LinkedIn, the popular professional networking platform, is under scrutiny following a lawsuit accusing the company of improperly using private messages from its Premium users to train artificial intelligence (AI) models. According to the lawsuit, introduced in a California federal court, the platform allegedly implemented a privacy setting in August of last year that automatically enrolled users into a program allowing third-party entities access to their personal information.

The legal complaint suggests that LinkedIn intentionally obscured its intentions by altering its privacy policy a month later, subsequently stating that it could disclose user information for AI enhancement purposes. A spokesperson for LinkedIn categorized these allegations as "false claims with no merit," stressing that the adjustments made to user agreement terms were transparent.

Furthermore, the lawsuit raises concerns about LinkedIn's 'frequently asked questions' (FAQ) section, which reportedly indicated that users could opt-out of data sharing for AI training. However, it suggested that such a decision would not influence data already utilized for training purposes.

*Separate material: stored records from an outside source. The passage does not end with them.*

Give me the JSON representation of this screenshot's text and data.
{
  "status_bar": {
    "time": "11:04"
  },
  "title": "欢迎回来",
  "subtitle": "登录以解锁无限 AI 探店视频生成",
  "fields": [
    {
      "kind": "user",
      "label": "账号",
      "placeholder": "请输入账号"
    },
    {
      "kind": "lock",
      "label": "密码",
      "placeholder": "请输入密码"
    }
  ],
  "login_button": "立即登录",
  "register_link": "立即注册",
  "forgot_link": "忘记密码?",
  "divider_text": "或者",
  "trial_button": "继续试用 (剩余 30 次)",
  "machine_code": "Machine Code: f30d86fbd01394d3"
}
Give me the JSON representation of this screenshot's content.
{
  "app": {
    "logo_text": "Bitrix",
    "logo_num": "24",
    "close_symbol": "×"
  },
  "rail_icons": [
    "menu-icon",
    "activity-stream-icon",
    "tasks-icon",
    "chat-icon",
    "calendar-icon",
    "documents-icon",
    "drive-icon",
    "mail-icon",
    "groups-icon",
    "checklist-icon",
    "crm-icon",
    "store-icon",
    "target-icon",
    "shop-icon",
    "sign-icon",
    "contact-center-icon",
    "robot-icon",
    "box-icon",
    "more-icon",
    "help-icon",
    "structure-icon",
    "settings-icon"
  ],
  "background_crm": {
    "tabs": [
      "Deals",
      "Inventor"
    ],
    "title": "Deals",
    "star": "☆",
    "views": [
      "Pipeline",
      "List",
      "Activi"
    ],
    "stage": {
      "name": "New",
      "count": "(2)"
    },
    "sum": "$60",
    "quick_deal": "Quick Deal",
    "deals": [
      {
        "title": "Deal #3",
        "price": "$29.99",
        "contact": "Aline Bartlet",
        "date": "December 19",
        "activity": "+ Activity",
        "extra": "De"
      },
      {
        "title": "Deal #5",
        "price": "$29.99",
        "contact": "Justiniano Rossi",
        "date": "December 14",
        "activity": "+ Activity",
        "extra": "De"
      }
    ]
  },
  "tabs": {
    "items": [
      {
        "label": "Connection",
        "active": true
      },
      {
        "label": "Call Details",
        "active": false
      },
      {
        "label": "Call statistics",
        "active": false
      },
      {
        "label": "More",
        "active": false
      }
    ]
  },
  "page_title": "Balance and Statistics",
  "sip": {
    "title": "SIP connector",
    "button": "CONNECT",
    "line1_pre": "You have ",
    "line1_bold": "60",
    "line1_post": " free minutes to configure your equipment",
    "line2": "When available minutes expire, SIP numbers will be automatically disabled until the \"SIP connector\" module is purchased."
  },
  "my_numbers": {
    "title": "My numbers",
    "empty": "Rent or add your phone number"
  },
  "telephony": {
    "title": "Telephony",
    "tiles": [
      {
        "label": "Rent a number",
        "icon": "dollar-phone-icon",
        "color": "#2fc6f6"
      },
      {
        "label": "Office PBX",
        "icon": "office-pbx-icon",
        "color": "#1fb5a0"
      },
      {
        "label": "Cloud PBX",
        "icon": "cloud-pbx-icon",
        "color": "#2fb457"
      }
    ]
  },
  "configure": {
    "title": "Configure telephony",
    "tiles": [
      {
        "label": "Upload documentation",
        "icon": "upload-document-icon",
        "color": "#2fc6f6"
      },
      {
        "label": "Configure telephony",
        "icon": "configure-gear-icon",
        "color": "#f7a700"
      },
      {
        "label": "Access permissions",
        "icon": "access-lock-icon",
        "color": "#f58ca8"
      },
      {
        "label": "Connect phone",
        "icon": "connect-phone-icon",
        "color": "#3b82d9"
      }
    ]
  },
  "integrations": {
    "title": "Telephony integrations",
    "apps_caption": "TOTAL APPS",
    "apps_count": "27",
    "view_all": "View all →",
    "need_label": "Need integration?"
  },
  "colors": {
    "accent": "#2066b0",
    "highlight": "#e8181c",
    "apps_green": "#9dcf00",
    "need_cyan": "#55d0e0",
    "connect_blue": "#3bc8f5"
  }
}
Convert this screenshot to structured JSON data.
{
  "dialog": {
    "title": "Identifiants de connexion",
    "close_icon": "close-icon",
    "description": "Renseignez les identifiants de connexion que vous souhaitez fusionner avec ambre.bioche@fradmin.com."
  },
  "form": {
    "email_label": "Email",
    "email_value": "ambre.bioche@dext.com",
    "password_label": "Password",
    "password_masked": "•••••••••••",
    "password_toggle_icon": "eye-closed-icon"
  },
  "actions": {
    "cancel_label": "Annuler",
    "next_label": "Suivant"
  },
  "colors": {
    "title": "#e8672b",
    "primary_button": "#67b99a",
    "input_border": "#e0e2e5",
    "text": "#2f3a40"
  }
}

The legal action claims that LinkedIn's practices demonstrate a recurring pattern of avoiding accountability and concealing the reality of its data-sharing behavior. The lawsuit seeks $1,000 (£812) in damages for each affected user, citing violations of the US federal Stored Communications Act, along with additional claims related to breach of contract and California's unfair competition law.

Interestingly, an email from LinkedIn sent to users last year clarified that the company had not permitted data sharing for AI training within the UK, the European Economic Area, and Switzerland. With a user base of over one billion, nearly 25% of whom are located in the US, LinkedIn generated approximately $1.7 billion in revenue from premium subscriptions in 2023 alone, a sector that has rapidly grown in conjunction with its expanding AI features.